Deviare dal tema, andare sul personale, invocare principi, ci permette di “ridurre il carico” della fatica di argomentare e sostenere ciò di cui siamo convinti di fronte a un altro che sta sfidando il nostro mondo (in maniera più o meno scomposta). Ogni volta che discuto sento in me emergere la tentazione di adottare una di queste strategie. E ogni volta è una grande fatica.
Un tempo ce la cavavamo gestendo e dosando i nostri incontri con la differenza, ma non eravamo iperconnessi. Oggi nessuno può davvero controllare da quale parte la diversità (di opinioni, di visione, di idee, di linguaggio) entrerà nei suoi spazi online.

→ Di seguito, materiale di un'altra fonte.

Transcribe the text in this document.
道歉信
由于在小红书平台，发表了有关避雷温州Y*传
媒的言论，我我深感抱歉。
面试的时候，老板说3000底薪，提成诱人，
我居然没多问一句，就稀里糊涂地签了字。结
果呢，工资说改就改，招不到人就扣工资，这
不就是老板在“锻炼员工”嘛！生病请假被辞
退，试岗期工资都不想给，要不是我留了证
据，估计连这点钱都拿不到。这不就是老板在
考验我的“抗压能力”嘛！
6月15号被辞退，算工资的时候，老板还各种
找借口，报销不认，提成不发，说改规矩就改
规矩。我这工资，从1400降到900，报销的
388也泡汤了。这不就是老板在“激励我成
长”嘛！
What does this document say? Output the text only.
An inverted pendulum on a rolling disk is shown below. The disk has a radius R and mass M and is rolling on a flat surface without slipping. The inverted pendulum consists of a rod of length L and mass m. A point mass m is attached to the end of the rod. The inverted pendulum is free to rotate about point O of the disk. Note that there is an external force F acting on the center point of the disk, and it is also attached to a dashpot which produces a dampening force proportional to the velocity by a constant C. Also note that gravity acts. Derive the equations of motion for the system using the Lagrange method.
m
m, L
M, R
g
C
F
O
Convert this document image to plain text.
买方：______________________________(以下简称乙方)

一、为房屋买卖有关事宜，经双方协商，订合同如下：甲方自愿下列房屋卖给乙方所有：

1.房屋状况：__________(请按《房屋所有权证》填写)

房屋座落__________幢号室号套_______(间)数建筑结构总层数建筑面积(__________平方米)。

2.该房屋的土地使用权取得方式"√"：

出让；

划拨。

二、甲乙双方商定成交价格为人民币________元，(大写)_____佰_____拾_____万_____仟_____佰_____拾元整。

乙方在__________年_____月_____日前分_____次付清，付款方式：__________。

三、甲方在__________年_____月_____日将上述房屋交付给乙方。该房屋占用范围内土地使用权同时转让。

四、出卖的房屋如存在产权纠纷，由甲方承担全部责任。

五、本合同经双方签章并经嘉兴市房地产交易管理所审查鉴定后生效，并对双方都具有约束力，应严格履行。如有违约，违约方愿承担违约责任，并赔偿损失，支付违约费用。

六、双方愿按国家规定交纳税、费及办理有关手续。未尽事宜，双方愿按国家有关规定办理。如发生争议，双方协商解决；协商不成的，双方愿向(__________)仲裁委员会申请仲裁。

E non conta la competenza (anche persone coltissime cadono in battibecchi poco edificanti), non è questione di carattere (persino i più imperturbabili cedono quando gli si toccano certi argomenti), è proprio qualcosa che ci portiamo dentro come esseri umani. Facciamo tutti fatica, nessuno è “nato imparato” a discutere.
Non sono i social che ci fanno litigare, i social semplicemente ci tengono tutti più vicini, rivelando quanta strada abbiamo da fare per essere all’altezza della società plurale che abbiamo costruito. Non a caso una delle tentazioni più forti che aleggia nell’aria è proprio revocare pluralità e differenze per ridurre la pressione. E si manifesta in molti modi (ognuno ha il suo): dai più primitivi, come il cancellare, bannare, espellere dai propri spazi online tutto ciò che non ci aggrada (che spesso diventa una tentazione che sfocia anche nell’offline...); a quelli più culturalmente raffinati di sostenere che solo i titolati o i competenti dovrebbero avere facoltà di parola su certi temi.
La realtà è che non ce la caveremo “spegnendo la diversità ” (si presenterà a ogni prossimo post) ma tenendo acceso il cervello con il desiderio di affrontarla. Non è facile ma le alternative sono due: fare la differenza discutendo, oppure subire la differenza litigando e chiudendosi in piccoli gruppi omogenei di consenso. A noi la faticosa scelta.